The house has garish walls decorated with clowns and strongmen and the smoking area is a fairground carousel.
But many interior walls and doors are transparent glass - even the bathroom.
"There are circus things and it's all slightly Alice in Wonderland," said commissioning editor David Williams.
The dozen or so housemates who enter the house on Wednesday will have few opportunities to avoid each other.
"All the glass makes it feel lighter, but on the other hand you can never get away from anyone," Williams told the BBC during a tour of the property at Elstree studios in Hertfordshire.
"You can kind of see from one end of the house to the other - which is a first."
The colourful decor is a marked contrast to previous themes in the house which have included hell and prison.

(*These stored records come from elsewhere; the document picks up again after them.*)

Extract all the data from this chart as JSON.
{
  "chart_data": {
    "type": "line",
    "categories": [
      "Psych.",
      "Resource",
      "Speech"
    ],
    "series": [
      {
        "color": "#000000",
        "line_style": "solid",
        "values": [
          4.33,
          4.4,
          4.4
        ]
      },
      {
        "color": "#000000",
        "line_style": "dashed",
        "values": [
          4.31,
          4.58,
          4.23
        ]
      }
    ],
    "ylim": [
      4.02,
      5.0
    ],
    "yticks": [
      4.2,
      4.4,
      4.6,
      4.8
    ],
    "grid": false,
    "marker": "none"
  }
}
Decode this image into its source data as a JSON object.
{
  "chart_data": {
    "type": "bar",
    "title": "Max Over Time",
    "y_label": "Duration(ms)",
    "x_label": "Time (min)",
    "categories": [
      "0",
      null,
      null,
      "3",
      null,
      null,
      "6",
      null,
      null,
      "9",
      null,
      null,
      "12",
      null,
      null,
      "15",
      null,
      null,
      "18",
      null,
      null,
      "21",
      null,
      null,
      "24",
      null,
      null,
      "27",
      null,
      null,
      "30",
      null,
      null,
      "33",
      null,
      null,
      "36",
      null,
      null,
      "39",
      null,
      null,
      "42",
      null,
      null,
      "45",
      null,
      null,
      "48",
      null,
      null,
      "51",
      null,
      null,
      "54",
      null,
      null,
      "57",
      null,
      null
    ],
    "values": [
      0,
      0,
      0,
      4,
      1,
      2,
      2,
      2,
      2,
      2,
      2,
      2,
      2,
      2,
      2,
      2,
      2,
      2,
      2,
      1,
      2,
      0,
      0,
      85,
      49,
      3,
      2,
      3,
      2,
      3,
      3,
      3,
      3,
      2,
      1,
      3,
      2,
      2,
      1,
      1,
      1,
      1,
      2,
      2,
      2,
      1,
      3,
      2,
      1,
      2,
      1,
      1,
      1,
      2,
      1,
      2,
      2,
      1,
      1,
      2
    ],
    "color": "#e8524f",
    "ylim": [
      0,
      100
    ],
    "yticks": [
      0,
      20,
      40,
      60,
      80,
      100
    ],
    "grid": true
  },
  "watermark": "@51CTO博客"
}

In the luxury bathroom, the densely-illustrated wallpaper features the pictures of host Davina McCall, past housemates, paparazzi photographers - and even a UFO.
There is also a mystery alcove behind the circular tub - with grass underfoot and a glass door.
The bright and surreal paintings spill out into the garden where a huge bear rears up against a stormy sky.
The carousel canopy is adorned with chickens - which also feature heavily inside.
The "snug" is created out of woven wicker, and there is also a futuristic stone-clad outdoor pool.
The kitchen features a massive table with plates and crockery set in a surreal fashion below the surface behind glass.
The bedroom has a "magical nursery" feel with prints of horses and strongmen above the sleigh-like beds.
Meanwhile, slightly sinister clown faces keep watch over the main seating area. The diary room chair remains secret until launch night.
Launch night will see 80-90 hopefuls whittled down to the final 12 to 14 housemates.
Creative director Phil Edgar-Jones said there might be some "familiar faces" in the house on launch night, but he denied there were plans to put in housemates from previous series.
"We've got some mad twists and turns because it's the last series," he said. "I want it to be a really funny series."
He said launch night would not feature contestants arriving in cars and getting booed or cheered as in the previous series.
"I wish everyone would get cheered to be honest," he admitted, "but people like to come down to Elstree on a Friday night for a little boo."